With step 1 and 2, how many events per hour do you think we can push CAS to?

mohsin · February 19, 2024, 9:18pm

Capturing notes on this from Discord.

We’ve been able to achieve ~15K per hour without any tweaks to the current config, and we might be able to do more than that.

I think so. We should benchmark this on Dev CAS.

There are a few considerations here:

More than for perf, a dedicated cluster protects a partner from “noisy neighbors” and one big partner can’t take down CAS and, with it, all of another partner’s anchors. I’d say that we should think carefully about which partners are critical and their SLAs, and then consider if we want them on dedicated clusters. Will be a bit more operational overhead but we have most things in code, so it shouldn’t be terribly difficult.
It is remarkably difficult to benchmark CAS because Ceramic code is a terrible load generation tool. Steph, Ben and I collaborated on adding CAS load generation to CPK (Ceramic Pocket Knife) Rust code, which was promising, so we’ll need to put some work in to move that code to Keramik as a new scenario.
I think 1M anchors / hour is achievable but I would be very worried about the other impacts re: Aaron’s post above about distributing 1M anchors per hour. The n/w effects might be manageable if we stop writing to IPFS/PubSub but we’ll need to quantify the bandwidth/S3 usage, and the load on the API instances of generating that many witness CAR files. I think this is a significant risk unless we tweak how Ceramic learns about anchors in the Recon world and how they’re disseminated in the n/w.
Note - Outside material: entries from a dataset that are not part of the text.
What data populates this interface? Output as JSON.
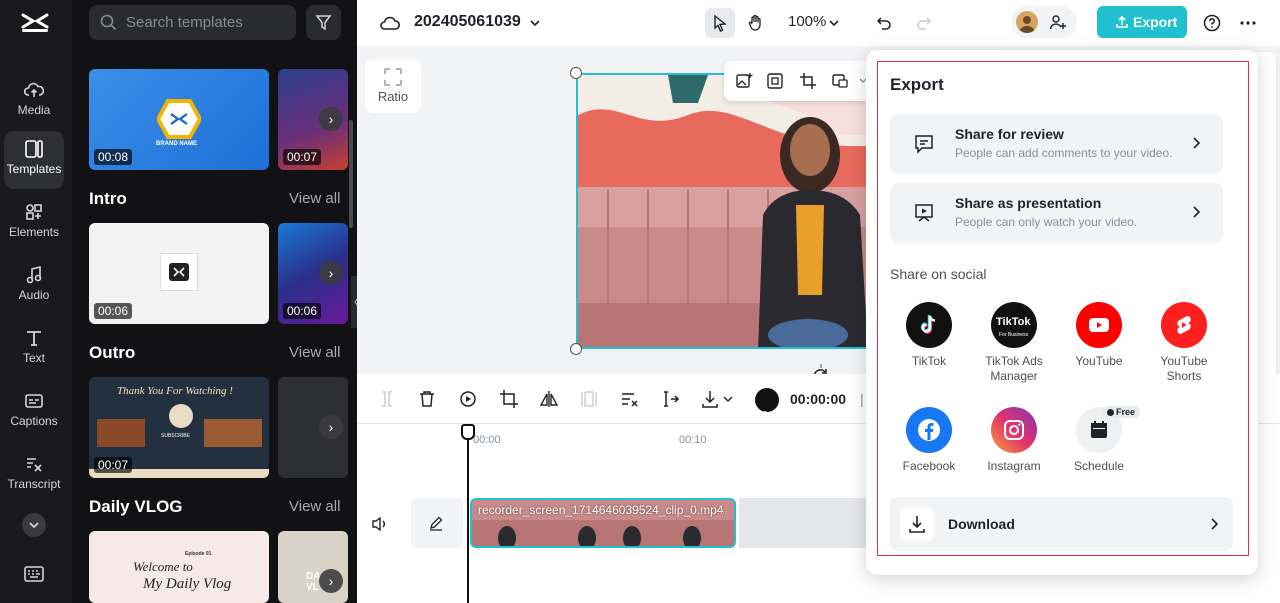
{
  "nav": {
    "items": [
      {
        "label": "Media",
        "icon": "cloud-upload-icon"
      },
      {
        "label": "Templates",
        "icon": "templates-icon"
      },
      {
        "label": "Elements",
        "icon": "elements-icon"
      },
      {
        "label": "Audio",
        "icon": "music-note-icon"
      },
      {
        "label": "Text",
        "icon": "text-icon"
      },
      {
        "label": "Captions",
        "icon": "captions-icon"
      },
      {
        "label": "Transcript",
        "icon": "transcript-icon"
      }
    ],
    "active": "Templates"
  },
  "templates": {
    "search_placeholder": "Search templates",
    "sections": [
      {
        "title": "Intro",
        "view_all": "View all"
      },
      {
        "title": "Outro",
        "view_all": "View all"
      },
      {
        "title": "Daily VLOG",
        "view_all": "View all"
      }
    ],
    "thumbs": {
      "row0": [
        "00:08",
        "00:07"
      ],
      "row1": [
        "00:06",
        "00:06"
      ],
      "row2": [
        "00:07"
      ],
      "brand_name": "BRAND NAME",
      "thank_you": "Thank You For Watching !",
      "subscribe": "SUBSCRIBE",
      "welcome": "Welcome to",
      "my_daily_vlog": "My Daily Vlog",
      "episode": "Episode 01",
      "daily_partial": "DA VL"
    }
  },
  "topbar": {
    "project_name": "202405061039",
    "zoom": "100%",
    "export_label": "Export"
  },
  "canvas": {
    "ratio_label": "Ratio"
  },
  "timeline": {
    "timecode": "00:00:00",
    "timecode_sep": "| 0",
    "ticks": [
      "00:00",
      "00:10"
    ],
    "clip_name": "recorder_screen_1714646039524_clip_0.mp4"
  },
  "export": {
    "title": "Export",
    "share_review": {
      "title": "Share for review",
      "desc": "People can add comments to your video."
    },
    "share_presentation": {
      "title": "Share as presentation",
      "desc": "People can only watch your video."
    },
    "social_title": "Share on social",
    "social": [
      {
        "label": "TikTok",
        "icon": "tiktok-icon",
        "color": "#111111"
      },
      {
        "label": "TikTok Ads Manager",
        "icon": "tiktok-business-icon",
        "color": "#111111"
      },
      {
        "label": "YouTube",
        "icon": "youtube-icon",
        "color": "#ff0000"
      },
      {
        "label": "YouTube Shorts",
        "icon": "youtube-shorts-icon",
        "color": "#ff1f1f"
      },
      {
        "label": "Facebook",
        "icon": "facebook-icon",
        "color": "#1877f2"
      },
      {
        "label": "Instagram",
        "icon": "instagram-icon",
        "color": "#e1306c"
      },
      {
        "label": "Schedule",
        "icon": "calendar-icon",
        "color": "#eef0f2"
      }
    ],
    "tiktok_business_text": "TikTok",
    "tiktok_business_sub": "For Business",
    "free_badge": "Free",
    "download_label": "Download"
  },
  "colors": {
    "accent": "#21c0d0",
    "highlight_outline": "#d9363e"
  }
}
All that to say that my answer to your question is a qualified yes, and we should spend some time setting up the right benchmarking infra and collecting results to really quantify things.
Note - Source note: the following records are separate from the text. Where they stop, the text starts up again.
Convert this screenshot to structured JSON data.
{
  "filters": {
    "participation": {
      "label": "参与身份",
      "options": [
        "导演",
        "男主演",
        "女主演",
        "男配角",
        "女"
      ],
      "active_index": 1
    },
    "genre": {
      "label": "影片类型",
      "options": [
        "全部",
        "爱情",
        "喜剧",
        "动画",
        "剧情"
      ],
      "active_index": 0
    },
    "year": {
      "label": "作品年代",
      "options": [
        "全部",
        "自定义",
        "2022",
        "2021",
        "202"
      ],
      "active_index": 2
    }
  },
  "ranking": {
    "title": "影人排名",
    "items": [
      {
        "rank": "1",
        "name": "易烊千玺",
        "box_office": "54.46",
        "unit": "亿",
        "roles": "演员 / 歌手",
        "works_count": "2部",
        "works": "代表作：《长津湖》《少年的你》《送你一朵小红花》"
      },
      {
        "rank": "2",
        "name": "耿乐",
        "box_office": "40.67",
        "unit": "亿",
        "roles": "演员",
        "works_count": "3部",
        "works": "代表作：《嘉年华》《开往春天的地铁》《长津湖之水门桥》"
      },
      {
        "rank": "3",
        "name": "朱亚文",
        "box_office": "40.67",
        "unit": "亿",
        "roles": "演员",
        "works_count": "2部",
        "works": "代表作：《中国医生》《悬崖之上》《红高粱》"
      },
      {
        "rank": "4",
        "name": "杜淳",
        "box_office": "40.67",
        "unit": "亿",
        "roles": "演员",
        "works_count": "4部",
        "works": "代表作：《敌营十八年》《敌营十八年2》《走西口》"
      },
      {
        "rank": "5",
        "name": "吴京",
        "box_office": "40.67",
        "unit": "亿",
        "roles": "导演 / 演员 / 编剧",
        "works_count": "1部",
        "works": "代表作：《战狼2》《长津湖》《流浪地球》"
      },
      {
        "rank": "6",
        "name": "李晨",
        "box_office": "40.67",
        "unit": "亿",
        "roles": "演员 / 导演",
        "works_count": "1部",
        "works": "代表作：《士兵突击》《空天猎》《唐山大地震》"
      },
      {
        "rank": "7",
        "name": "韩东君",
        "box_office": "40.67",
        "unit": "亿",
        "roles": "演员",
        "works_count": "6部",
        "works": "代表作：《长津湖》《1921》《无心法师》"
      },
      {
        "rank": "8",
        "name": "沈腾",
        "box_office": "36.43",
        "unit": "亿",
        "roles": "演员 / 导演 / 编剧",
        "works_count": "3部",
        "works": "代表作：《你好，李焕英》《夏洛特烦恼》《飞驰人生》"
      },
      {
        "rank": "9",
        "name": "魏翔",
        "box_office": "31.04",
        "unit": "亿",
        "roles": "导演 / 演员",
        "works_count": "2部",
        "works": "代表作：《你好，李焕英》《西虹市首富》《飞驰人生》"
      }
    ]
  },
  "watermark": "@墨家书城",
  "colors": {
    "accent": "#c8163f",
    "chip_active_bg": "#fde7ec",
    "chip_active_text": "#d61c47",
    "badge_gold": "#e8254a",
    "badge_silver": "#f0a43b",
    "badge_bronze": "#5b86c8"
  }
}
mohsin · March 8, 2024, 6:30pm

One additional option we can consider is to apply the concept of subtrees to the existing CAS implementation without actually implementing it fully as proposed above.
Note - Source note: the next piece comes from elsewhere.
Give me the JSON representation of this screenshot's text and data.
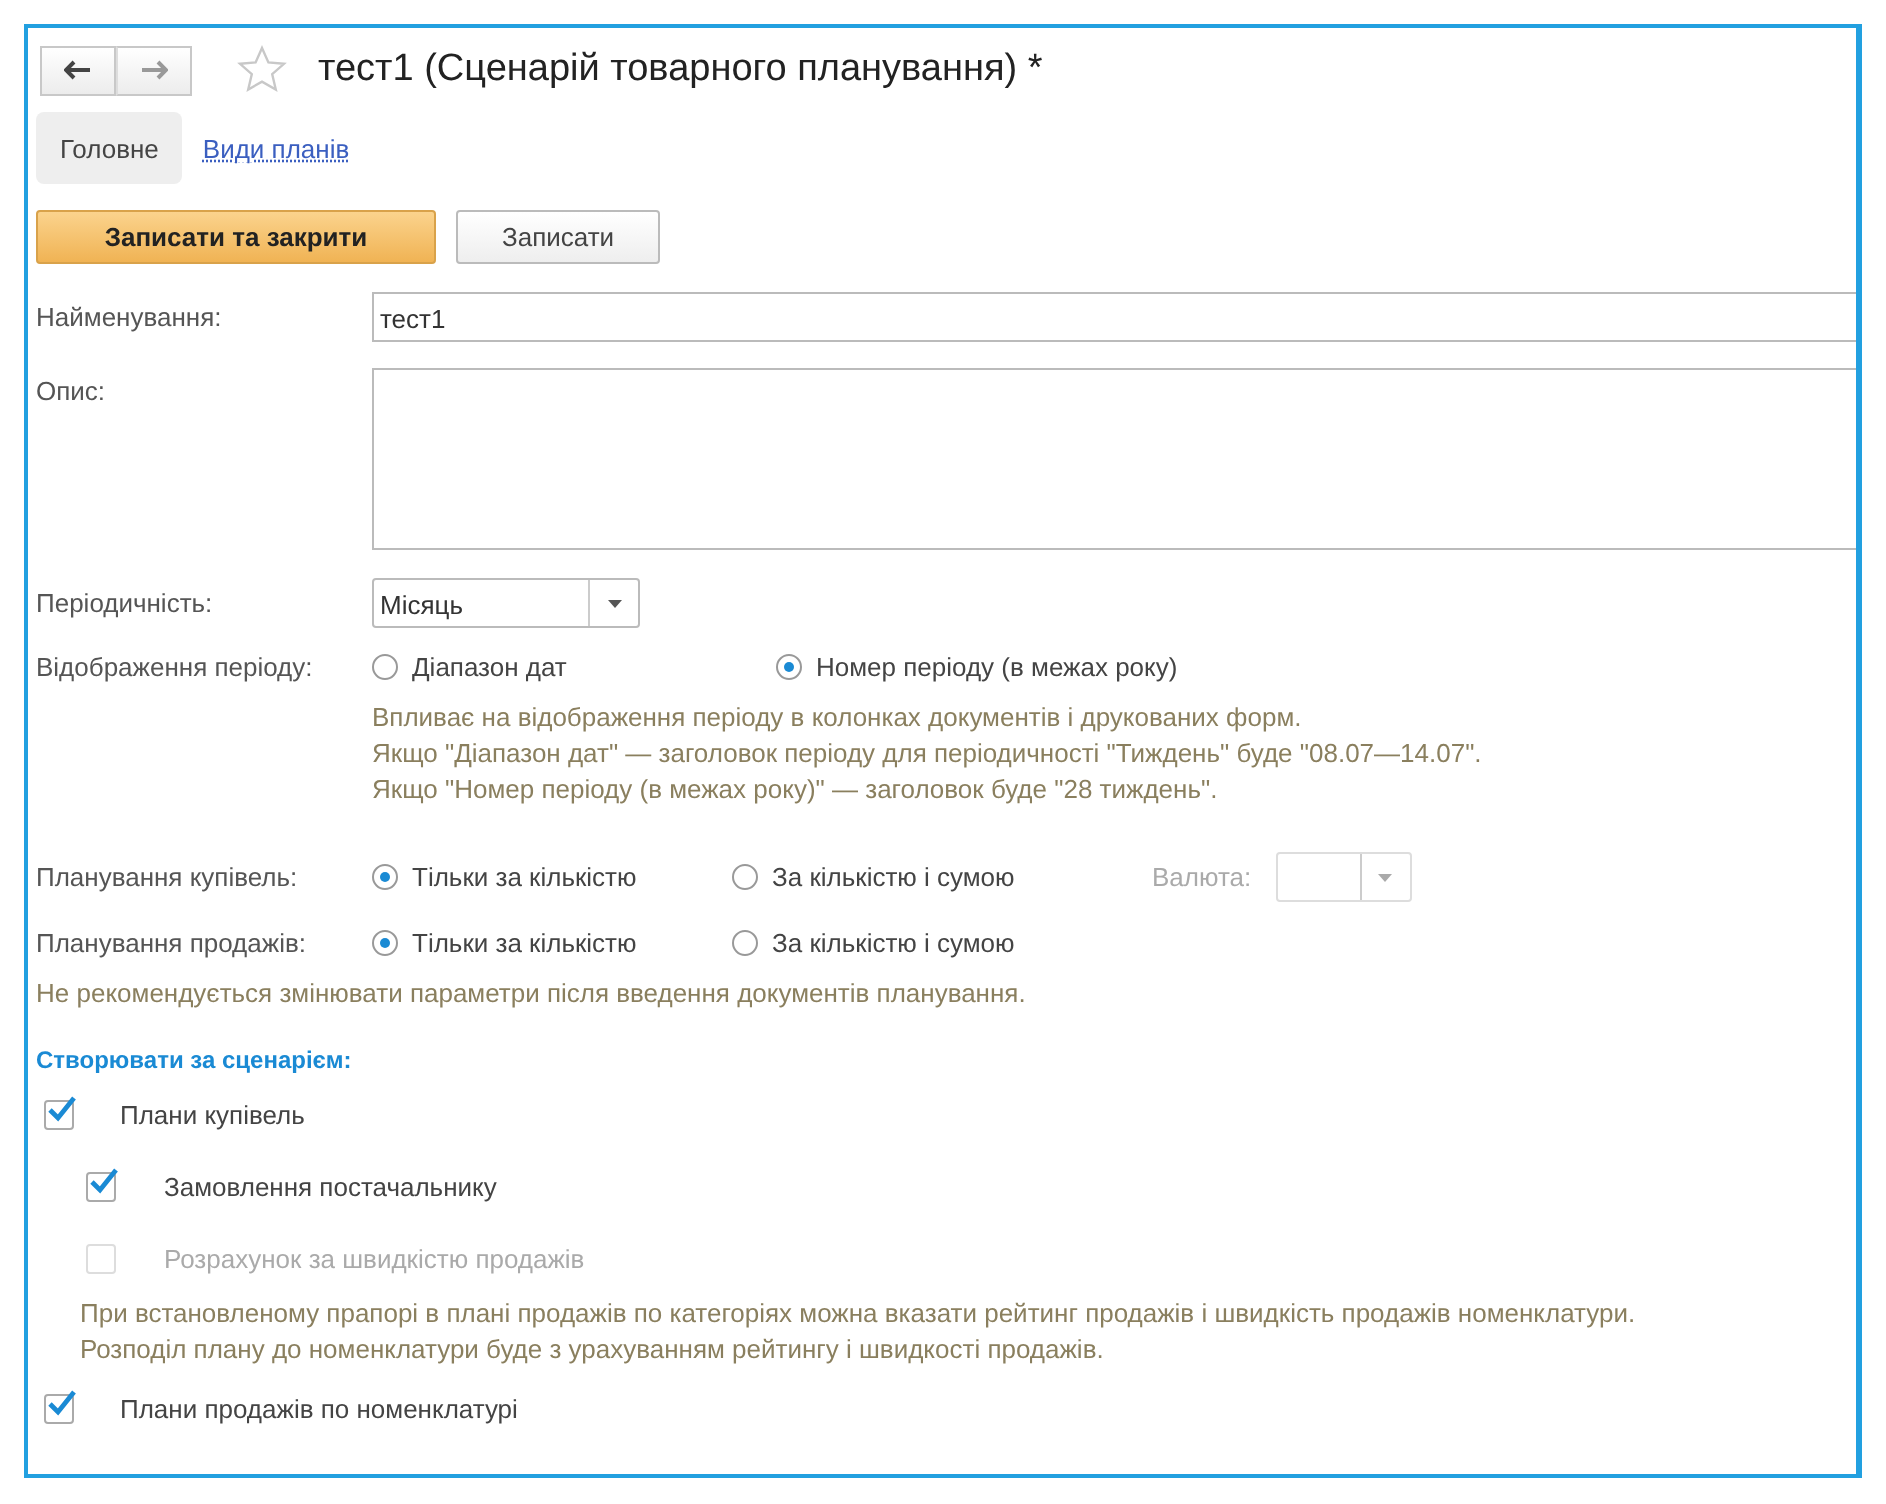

We could have Ceramic continue to send requests for individual stream CIDs but only poll the CAS every few minutes for all its pending requests, whether by sending CAS the Ceramic node’s last known anchor proof, or sending a batch query with all the Ceramic node’s pending CIDs. Once CAS anchors these requests, it pulls out witness CAR information for only that node’s requests (filtered by node DID or using CIDs from the batch request) and sends them over.

This CAR file could include just the proof and path information so that the Ceramic nodes can create, apply, and publish the anchor commits themselves.

This approach will simplify the anchor polling mechanism and reduce the load on the CAS for responding to status requests and building/returning witness CAR files for individual CIDs.

mohsin · March 13, 2024, 9:01pm

Yikes, not sure how I got ~300M writes per day… Using ~120K batch sizes gets us to ~3M unique writes per day if we anchor once per hour.

mohsin · March 27, 2024, 5:10pm

An update on the current approach.

There are two main considerations here:

SQS message sizes are limited to 256K. So, even if we tried, we wouldn’t be able to send more than a few thousand CIDs in the message payload, which is how the Scheduler currently sends batches to Anchor Workers.
A single SQS queue can only have a maximum of 120,000 messages in-flight. Since we hold anchor requests in-flight as they’re being accumulated into a batch, we need to work around this limit for batch sizes larger than 120,000.

In order to solve these issues in the current prototype:

The Scheduler creates multiple queues for holding validated anchor requests instead of a single queue. Incoming requests are distributed to this “multi-queue” in a round-robin fashion. With 10 queues and a batch size of 2^20, each queue will only have at most ~105000 messages in-flight at any time, which avoids running into the SQS maximum in-flight message limit.
The Scheduler’s batching service accumulates requests from across the entire multi-queue, then creates an S3 file using the batch ID and containing all the batch’s anchor request IDs. It then sends just the batch ID in its SQS message, which avoids running into the SQS message size limit.
- Workers load the S3 file using the batch ID from the SQS message and then treat the parsed JSON payload as the batch they need to process, just as they would have for an SQS message containing both the batch ID and the request IDs.